Человек продрог и в растерянности провел рукой по твердому насту. Несколько секунд глаза его бессмысленно блуждали по сторонам — вокруг было бело и пустынно.

Наконец взгляд наткнулся на горлышко бутылки, и Кеша Торицын вспомнил все.

Он не был полярным жителем, нет! Его собственный дом находился далеко отсюда в уютном, утопающем в сиренях районном центре, где Кеша занимал должность счетовода в местной заготконторе. Быстродействующие электронные машины еще не дошли до районного центра; подспорьем Кеше по-прежнему служили счеты с пластмассовыми костяшками. А между тем Кеша желал идти в ногу с веком! По вечерам, возвращаясь с танцплощадки, он любил разглагольствовать посреди стайки примолкших горожанок о пользе и необходимости туризма для современного человека.

Но путевки, которые приходили в районный центр, не устраивали его. Это были слишком банальные поездки по цивилизованным местам, а Кеше хотелось чего-нибудь необжитого, первозданного, достойного мужчины, черт возьми!

Поэтому, когда районный совет по туризму добыл каким-то чудом одну-единственную путевку по Чукотскому побережью, где передвижение предполагалось на оленях и собачьих упряжках, путевку эту торжественно вручили Кеше. Все равно других желающих не нашлось.
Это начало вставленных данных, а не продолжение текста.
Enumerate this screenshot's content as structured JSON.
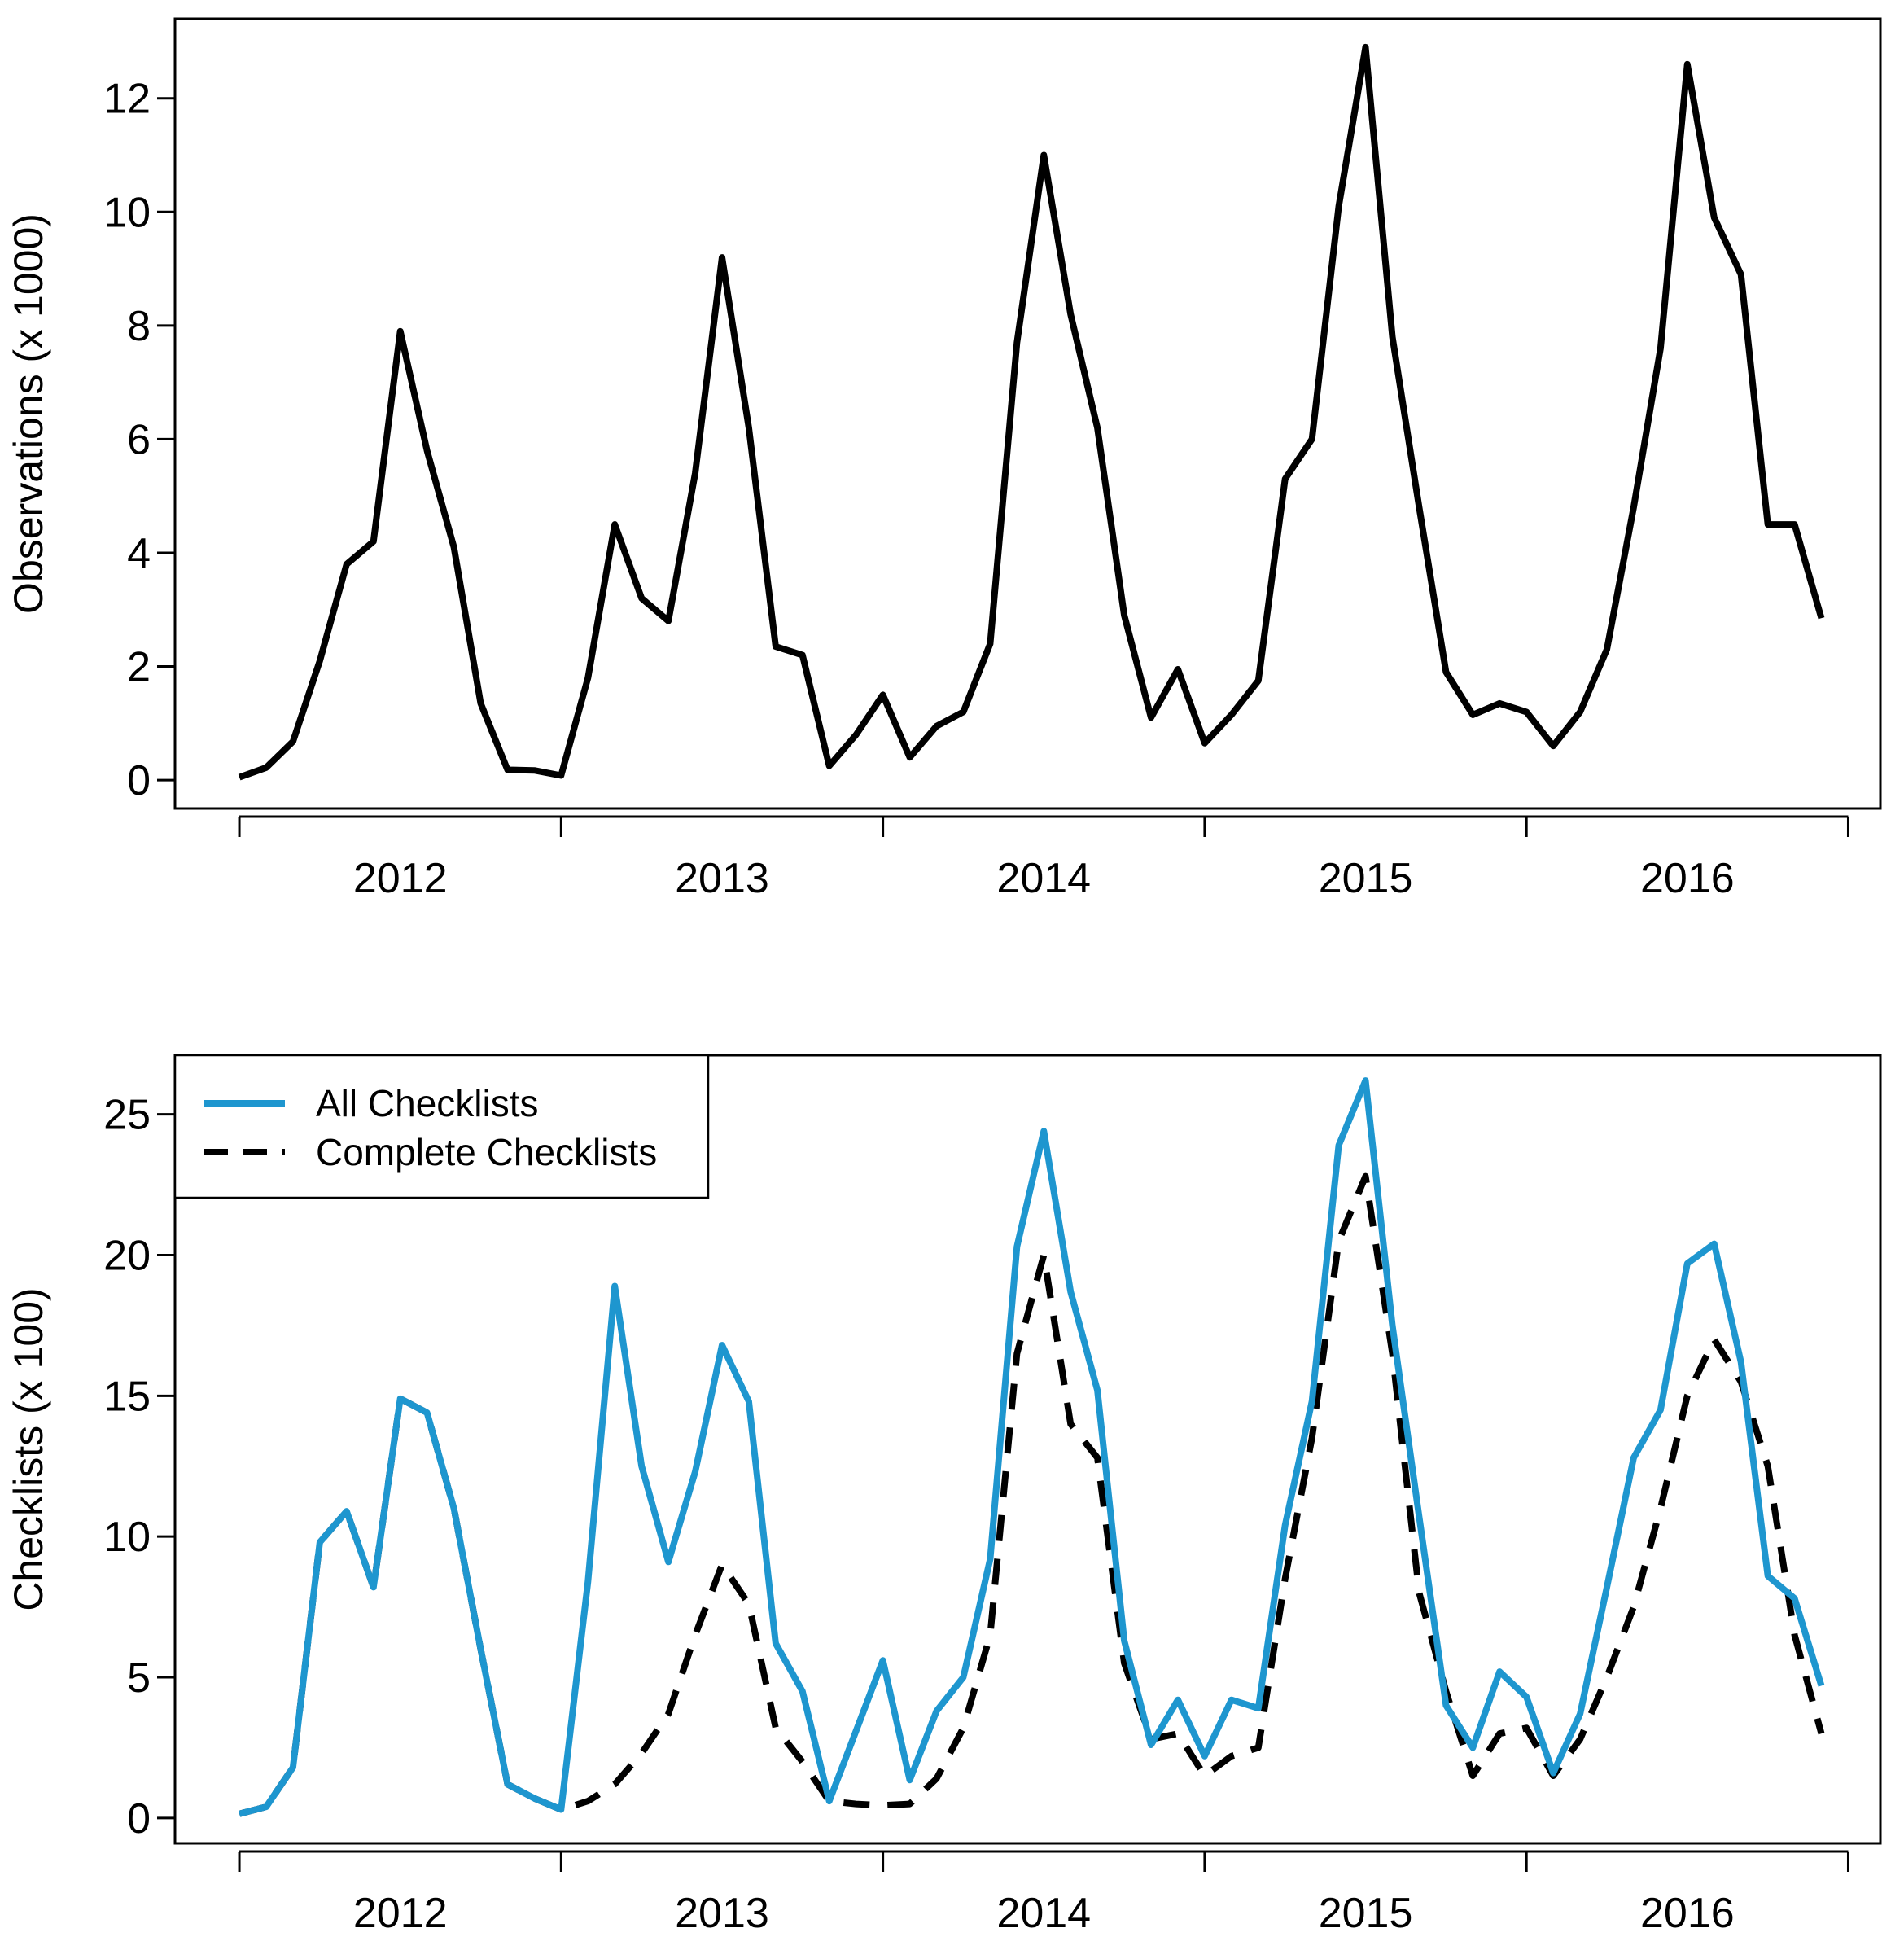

Чукотка встретила его снегом и морозами. Но в гостинице были горячая вода и телевизор; умелый парикмахер подравнял Кешину шевелюру и освежил его импортным одеколоном; а ресторан предоставил богатый выбор напитков. Кеша стал надеяться уже на благополучный исход путешествия, как вдруг по радио объявили, что на рассвете следующего дня туристской группе надлежит погрузиться на специально зафрахтованные аэросани и следовать по маршруту…

Начиналось неведомое.

Не будем описывать, как бледный, а затем и несколько обожженный полярным солнцем Торицын мчался на оленях, цепляясь за каюра, и как ездовые собаки неистово лаяли на его охотничью тужурку.

Туристская группа расположилась на отдых в пушной фактории, и, в то время как остальные путники совершали вдоль берега океана лыжные прогулки, Кеша, ссылаясь на то, что он родом южанин и лыжи в глаза не видывал, — что было абсолютной неправдой, ибо видеть-то он их видел! — проводил время в задней каморке сторожа, играя в дурачка.

Сторож, помня строгий запрет, ни под каким видом не желал продать Кеше спиртное, припрятанное у него с прошлой навигации.

К исходу дня, когда полярное солнце все так же высоко стояло на небосклоне, сторож сдался и со многими предосторожностями вручил Торицыну "белую головку" с непременным напутствием "употребить" ее вне ограды фактории. А так как тотчас за оградой начинался берег океана, то Кеша и пошел туда, огибая заструги и торосы.

Он расположился за ледяной стеной айсберга, который удачно заслонял его от фактории. Однако то, что айсберг никак не может помещаться на суше и, следовательно, Кеша вступил на ледяной панцирь океана, как-то не пришло ему в голову. Подшитые кожей валенки одинаково бодро ступали и по заснеженному берегу и по твердой спине морской пучины.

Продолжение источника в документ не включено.